EY said the move to more technologically advanced mine operating systems had been good for productivity but suggested some networks and even workstations were openly accessible online, with gaps coming because of lax standards away from miners' head offices.
The fear of data intruders is not unreasonable.
According to EY data, 55% of energy and resources companies surveyed had "experienced a significant cybersecurity incident" in the 12 months to the September quarter of 2017.
While this isn't defined, examples include the Goldcorp data dump in 2016 and, more recently, hackers shutting down a Schneider automation system in an unnamed industrial plant (likely in Saudi Arabia, according to Reuters).
Operations are open to disruption because they are vulnerable.
"Critical operational technology systems, networks and workstations are excessively accessible from the corporate network (in the worst case, from the internet) due to network segregation gaps," the report said.
Obviously, EY pitches its own expertise in handling the problem.
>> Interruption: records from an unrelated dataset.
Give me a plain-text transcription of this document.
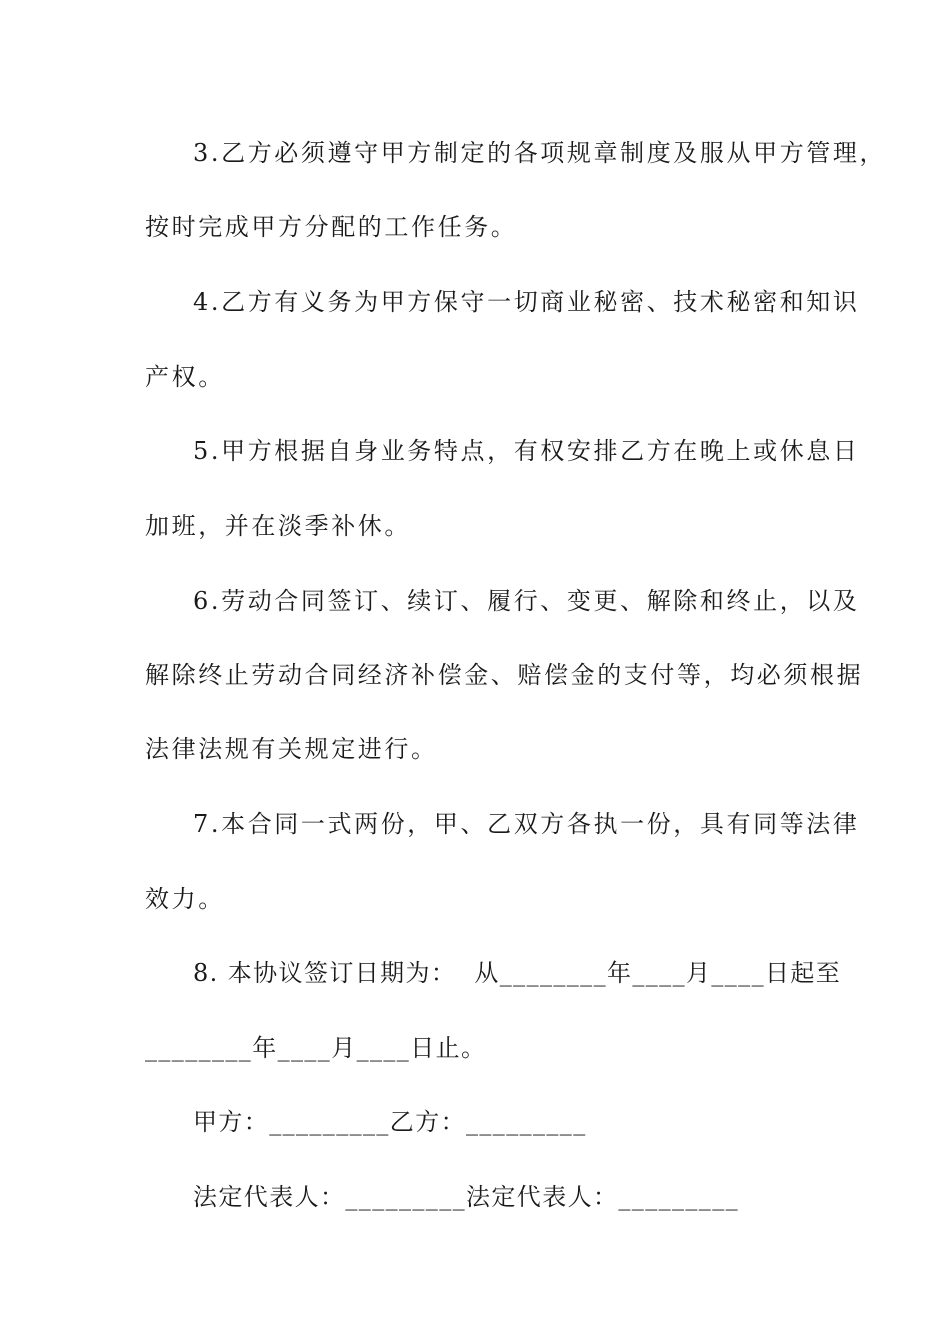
3.乙方必须遵守甲方制定的各项规章制度及服从甲方管理，
按时完成甲方分配的工作任务。
4.乙方有义务为甲方保守一切商业秘密、技术秘密和知识
产权。
5.甲方根据自身业务特点，有权安排乙方在晚上或休息日
加班，并在淡季补休。
6.劳动合同签订、续订、履行、变更、解除和终止，以及
解除终止劳动合同经济补偿金、赔偿金的支付等，均必须根据
法律法规有关规定进行。
7.本合同一式两份，甲、乙双方各执一份，具有同等法律
效力。
8. 本协议签订日期为：  从________年____月____日起至
________年____月____日止。
甲方：_________乙方：_________
法定代表人：_________法定代表人：_________
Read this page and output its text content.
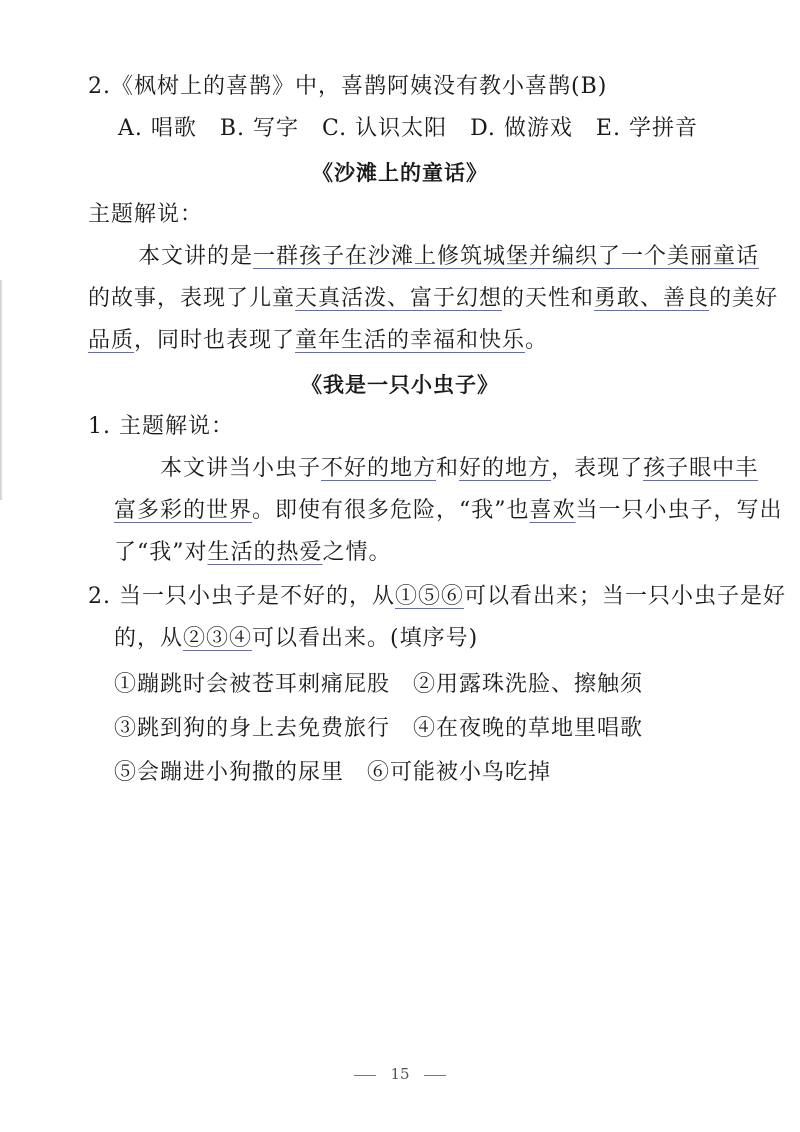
2.《枫树上的喜鹊》中，喜鹊阿姨没有教小喜鹊(B)
A. 唱歌　B. 写字　C. 认识太阳　D. 做游戏　E. 学拼音
《沙滩上的童话》
主题解说：
本文讲的是一群孩子在沙滩上修筑城堡并编织了一个美丽童话
的故事，表现了儿童天真活泼、富于幻想的天性和勇敢、善良的美好
品质，同时也表现了童年生活的幸福和快乐。
《我是一只小虫子》
1. 主题解说：
本文讲当小虫子不好的地方和好的地方，表现了孩子眼中丰
富多彩的世界。即使有很多危险，“我”也喜欢当一只小虫子，写出
了“我”对生活的热爱之情。
2. 当一只小虫子是不好的，从①⑤⑥可以看出来；当一只小虫子是好
的，从②③④可以看出来。(填序号)
①蹦跳时会被苍耳刺痛屁股　②用露珠洗脸、擦触须
③跳到狗的身上去免费旅行　④在夜晚的草地里唱歌
⑤会蹦进小狗撒的尿里　⑥可能被小鸟吃掉
15
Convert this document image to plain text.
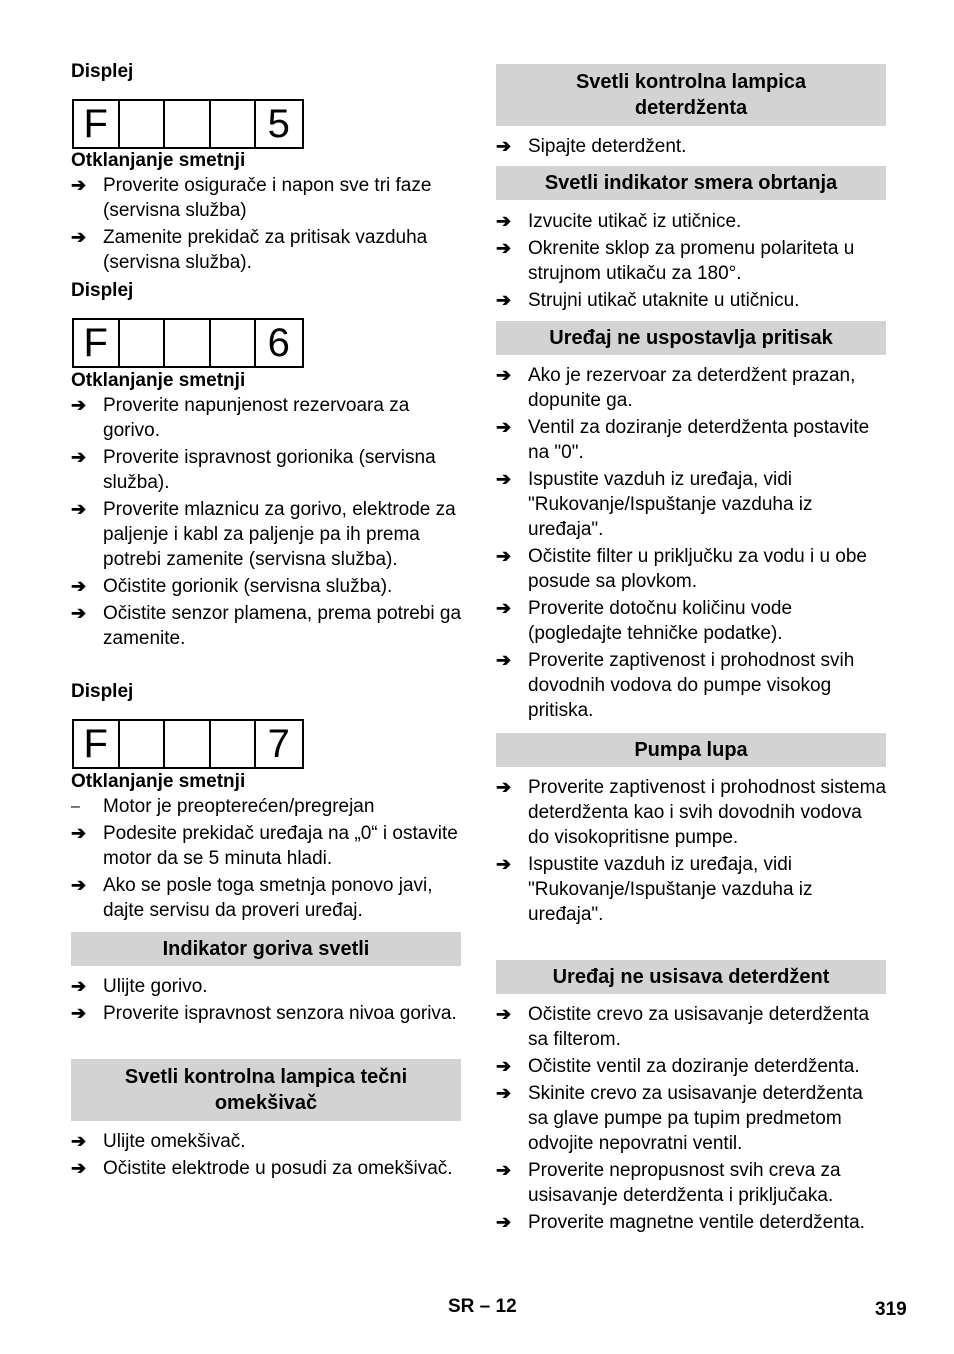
Displej
F	5
Otklanjanje smetnji
➔ Proverite osigurače i napon sve tri faze (servisna služba)
➔ Zamenite prekidač za pritisak vazduha (servisna služba).
Displej
F	6
Otklanjanje smetnji
➔ Proverite napunjenost rezervoara za gorivo.
➔ Proverite ispravnost gorionika (servisna služba).
➔ Proverite mlaznicu za gorivo, elektrode za paljenje i kabl za paljenje pa ih prema potrebi zamenite (servisna služba).
➔ Očistite gorionik (servisna služba).
➔ Očistite senzor plamena, prema potrebi ga zamenite.
Displej
F	7
Otklanjanje smetnji
–	Motor je preopterećen/pregrejan
➔ Podesite prekidač uređaja na „0“ i ostavite motor da se 5 minuta hladi.
➔ Ako se posle toga smetnja ponovo javi, dajte servisu da proveri uređaj.
Indikator goriva svetli
➔ Ulijte gorivo.
➔ Proverite ispravnost senzora nivoa goriva.
Svetli kontrolna lampica tečni omekšivač
➔ Ulijte omekšivač.
➔ Očistite elektrode u posudi za omekšivač.
Svetli kontrolna lampica deterdženta
➔ Sipajte deterdžent.
Svetli indikator smera obrtanja
➔ Izvucite utikač iz utičnice.
➔ Okrenite sklop za promenu polariteta u strujnom utikaču za 180°.
➔ Strujni utikač utaknite u utičnicu.
Uređaj ne uspostavlja pritisak
➔ Ako je rezervoar za deterdžent prazan, dopunite ga.
➔ Ventil za doziranje deterdženta postavite na "0".
➔ Ispustite vazduh iz uređaja, vidi "Rukovanje/Ispuštanje vazduha iz uređaja".
➔ Očistite filter u priključku za vodu i u obe posude sa plovkom.
➔ Proverite dotočnu količinu vode (pogledajte tehničke podatke).
➔ Proverite zaptivenost i prohodnost svih dovodnih vodova do pumpe visokog pritiska.
Pumpa lupa
➔ Proverite zaptivenost i prohodnost sistema deterdženta kao i svih dovodnih vodova do visokopritisne pumpe.
➔ Ispustite vazduh iz uređaja, vidi "Rukovanje/Ispuštanje vazduha iz uređaja".
Uređaj ne usisava deterdžent
➔ Očistite crevo za usisavanje deterdženta sa filterom.
➔ Očistite ventil za doziranje deterdženta.
➔ Skinite crevo za usisavanje deterdženta sa glave pumpe pa tupim predmetom odvojite nepovratni ventil.
➔ Proverite nepropusnost svih creva za usisavanje deterdženta i priključaka.
➔ Proverite magnetne ventile deterdženta.
SR – 12	319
"We estimate that mining companies are in fact lagging the rest of the energy sector by several years in how they protect operational technology," mining and metals cyber chief Michael Rundus said.
"If companies continue to take an ad hoc approach to cybersecurity, or act when it is too late to manage vulnerabilities, cyber risk could be the downfall of organisations' productivity gains and digital advancement aspirations."
The firm's survey said 48% of the 1200 executives surveyed found were doubtful their company would even work out a "sophisticated" hack had happened.